Revolution or Reform?
The question, raised since two years ago, of whether the Arab World has the needed grounds for democracy or not is still discussed. The experience is neither encouraging nor hopeful. It was also said at that time that since the formation of Arab governments and the dissolution of the Ottoman Empire, only one country, Lebanon, has to some extent experienced democracy and held elections. In 2003, based on Lebanon’s experience, Iraq attempted to experience democracy based on ethnic divisions but it was not encouraging for Arab uprisings. Four lifelong rulers in the Arab states were overthrown, and at least in the two countries of Syria and Bahrain, the situation is very critical and it still cannot be said that the situation is calm in other Arab states. But the question that still remains is whether the path for the Arab world to move towards democracy is through reform or revolution?
In a country like Morocco, reforms took place and the situation there is apparently calmer than in other countries. I believe that the problem that exists in the Arab world and prevents it from reaching democracy is independence and tribalism. The Arab World is not an independent world and no development is made there without foreign intervention. It has always been like this in the past. During the past two years as well, the downfall of the four dictators could not have happened without foreign intervention and Hosni Mubarak and Qaddafi would still be present in the political scene. In line with this, if we look at the volume of protests in Bahrain, we see that this country is very much prepared to have a revolution, for, at the present time, 70% of the people have poured into the streets, but after two years, nothing has happened because the international community and foreign players have not reached an agreement with regard to changes in Bahrain.
The other problem which became more apparent in Iraq was tribalism. This tribalism is both religious and ethnic and racial and this prevents political parties from being formed in the Arab world. All the parties that exist in the Arab world are ethnic and religious. If we look at Iraq, there are the three groups of Shiites, Sunnis and Kurds and any party which is formed is in line with the interests of these three groups. Therefore, due to political rivalries, no party has yet been formed in the Arab world.
Impacts of Developments on the Persian Gulf Region
Since the beginning, the question has been whether these developments would reach the Persian Gulf region or not? The fear of the possibility of the repetition of revolution was spread to rulers of the Persian Gulf region, but it seems that Saudi Arabia and the Persian Gulf Cooperation Council gradually dominate the developments and or even lead them.

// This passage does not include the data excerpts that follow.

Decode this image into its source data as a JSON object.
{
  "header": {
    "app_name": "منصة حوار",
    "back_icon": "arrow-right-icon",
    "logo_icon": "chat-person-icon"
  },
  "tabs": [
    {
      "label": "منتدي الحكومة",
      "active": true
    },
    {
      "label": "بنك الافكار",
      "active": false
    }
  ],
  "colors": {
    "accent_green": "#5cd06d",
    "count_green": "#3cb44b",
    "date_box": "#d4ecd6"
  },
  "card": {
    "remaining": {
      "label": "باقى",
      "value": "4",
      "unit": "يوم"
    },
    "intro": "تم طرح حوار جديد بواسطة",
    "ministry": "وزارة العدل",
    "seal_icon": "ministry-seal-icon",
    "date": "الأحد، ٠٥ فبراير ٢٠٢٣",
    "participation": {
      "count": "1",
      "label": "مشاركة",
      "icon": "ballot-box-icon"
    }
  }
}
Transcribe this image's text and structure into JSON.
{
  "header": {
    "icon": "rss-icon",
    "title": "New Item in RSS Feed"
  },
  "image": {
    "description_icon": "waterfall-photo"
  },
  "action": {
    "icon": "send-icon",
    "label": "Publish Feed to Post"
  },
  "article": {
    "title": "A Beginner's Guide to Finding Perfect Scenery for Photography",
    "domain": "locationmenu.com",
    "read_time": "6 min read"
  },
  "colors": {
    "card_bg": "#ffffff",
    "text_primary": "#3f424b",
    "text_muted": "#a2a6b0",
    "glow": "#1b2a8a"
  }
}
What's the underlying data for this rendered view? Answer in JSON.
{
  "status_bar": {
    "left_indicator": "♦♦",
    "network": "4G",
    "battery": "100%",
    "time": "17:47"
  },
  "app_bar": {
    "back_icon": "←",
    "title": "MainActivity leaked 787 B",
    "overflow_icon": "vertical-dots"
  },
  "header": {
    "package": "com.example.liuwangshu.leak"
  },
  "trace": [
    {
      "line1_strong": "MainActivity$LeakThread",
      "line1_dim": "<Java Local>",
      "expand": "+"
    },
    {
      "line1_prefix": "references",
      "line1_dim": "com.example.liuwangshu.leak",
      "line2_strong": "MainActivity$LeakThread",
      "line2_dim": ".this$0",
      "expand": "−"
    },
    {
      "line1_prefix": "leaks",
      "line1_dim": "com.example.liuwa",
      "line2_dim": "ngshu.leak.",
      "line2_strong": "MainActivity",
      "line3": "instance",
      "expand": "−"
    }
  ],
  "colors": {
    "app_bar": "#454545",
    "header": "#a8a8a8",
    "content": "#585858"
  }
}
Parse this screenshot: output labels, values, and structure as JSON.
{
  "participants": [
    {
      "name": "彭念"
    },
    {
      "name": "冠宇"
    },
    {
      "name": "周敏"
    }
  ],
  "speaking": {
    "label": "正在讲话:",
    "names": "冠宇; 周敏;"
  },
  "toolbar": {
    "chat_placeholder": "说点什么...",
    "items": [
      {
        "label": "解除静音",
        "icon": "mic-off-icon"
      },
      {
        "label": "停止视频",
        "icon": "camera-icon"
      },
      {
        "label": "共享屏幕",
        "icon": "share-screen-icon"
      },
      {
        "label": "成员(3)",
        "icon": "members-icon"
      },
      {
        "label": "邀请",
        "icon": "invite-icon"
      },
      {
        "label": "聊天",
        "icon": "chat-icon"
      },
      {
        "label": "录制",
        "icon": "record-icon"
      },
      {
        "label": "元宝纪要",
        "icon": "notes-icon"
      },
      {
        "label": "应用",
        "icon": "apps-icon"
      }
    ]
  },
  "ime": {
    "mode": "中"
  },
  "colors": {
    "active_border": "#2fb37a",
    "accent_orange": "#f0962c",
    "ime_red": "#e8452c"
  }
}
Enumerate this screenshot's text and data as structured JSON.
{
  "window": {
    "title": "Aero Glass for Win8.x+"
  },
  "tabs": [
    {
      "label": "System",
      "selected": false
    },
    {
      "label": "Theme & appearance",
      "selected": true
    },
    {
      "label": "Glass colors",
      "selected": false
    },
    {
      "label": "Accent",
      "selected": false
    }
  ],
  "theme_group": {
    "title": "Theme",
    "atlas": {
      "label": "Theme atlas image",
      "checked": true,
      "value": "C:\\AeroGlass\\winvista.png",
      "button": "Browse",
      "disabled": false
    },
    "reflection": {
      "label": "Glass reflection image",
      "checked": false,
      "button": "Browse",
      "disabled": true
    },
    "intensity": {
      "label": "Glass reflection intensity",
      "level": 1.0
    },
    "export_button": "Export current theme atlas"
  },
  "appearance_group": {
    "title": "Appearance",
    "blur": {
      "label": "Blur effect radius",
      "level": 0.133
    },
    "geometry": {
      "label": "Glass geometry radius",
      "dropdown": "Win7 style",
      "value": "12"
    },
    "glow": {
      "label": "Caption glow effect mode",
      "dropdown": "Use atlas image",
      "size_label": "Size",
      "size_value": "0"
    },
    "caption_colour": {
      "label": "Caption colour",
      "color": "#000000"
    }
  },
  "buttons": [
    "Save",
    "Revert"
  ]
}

Part of this domination is due to their own management and part of it is due to unstable conditions in other countries where developments have occurred.
Saudi Arabia has always made use of two tools to dominate its foreign problems and challenges:
2. Security means, the axis of which has always been Salafism and radical movements
It has used the same two tools in Egypt, meaning that by spending money, it was able to gain 25% of the votes in Egypt's elections. The Salafi Party which was formed in Egypt was founded by Saudi Arabia. The Muslim Brotherhood was forced to unite with this party to fight against the secular movements. Furthermore, part of the people have inclinations towards the Salafi movements and as you have witnessed they gained 25% of the votes. Money is another tool, for the Muslim Brotherhood needs financial aid and this money is also used to create problems in the path of democracy in Egypt.
Saudi Arabia’s other problem was the Muslim Brotherhood’s movements inside Saudi Arabia and the Persian Gulf region. Many young Salafi scholars revealed their inclinations towards the Muslim Brotherhood after these developments. In Saudi Arabia, many of the well-known middle-aged scholars seek a constitutional monarchy where the institutions should be separated and this contradicts the basic principles of Salafism. By definition, in the political jurisprudence of Salafism, nothing can prevent the implementation of Islamic laws including elections and the separation of institutions. But Saudi Arabia, contrary to the United Arab Emirates which fearfully and directly confronted the Muslim Brotherhood, attempted to manage the situation. As you know, the Emirates began to confront the Muslim Brotherhood since the first days and arrested many of its members. While they attempted to create an understanding between the government and the Muslim Brotherhood in Saudi Arabia, Morsi's first visit was to Saudi Arabia and the Saudis welcomed it. This visit had different meanings, one of which was that Saudi Arabia did not intend to fight against the Muslim Brotherhood from the beginning when it was gaining power in the Arab countries. The second message was for the domestic forces of Saudi Arabia, stating that they can both help the Muslim Brotherhood and prevent their coming to power at the same time.
In 2003, when the government in Iraq was changed with foreign intervention, the issue that was discussed was whether it is possible to create democracy in the Middle East with the involvement of foreigners or not? The response at that time was that yes, it was possible and the examples are Japan, Germany, and the former Yugoslavia where democracy was established with the help of foreign intervention. But democracy in Iraq was not encouraging for the Arab world and immediately transformed into ethnic disputes. The difference the Middle East seems to have with Japan, Germany, and other experiences is the existence of oil in the Middle East and tribalism and ethnic differences in this region. In summary, the main obstacles facing democracy in the Arab world are independence, tribalism and ethnic differences.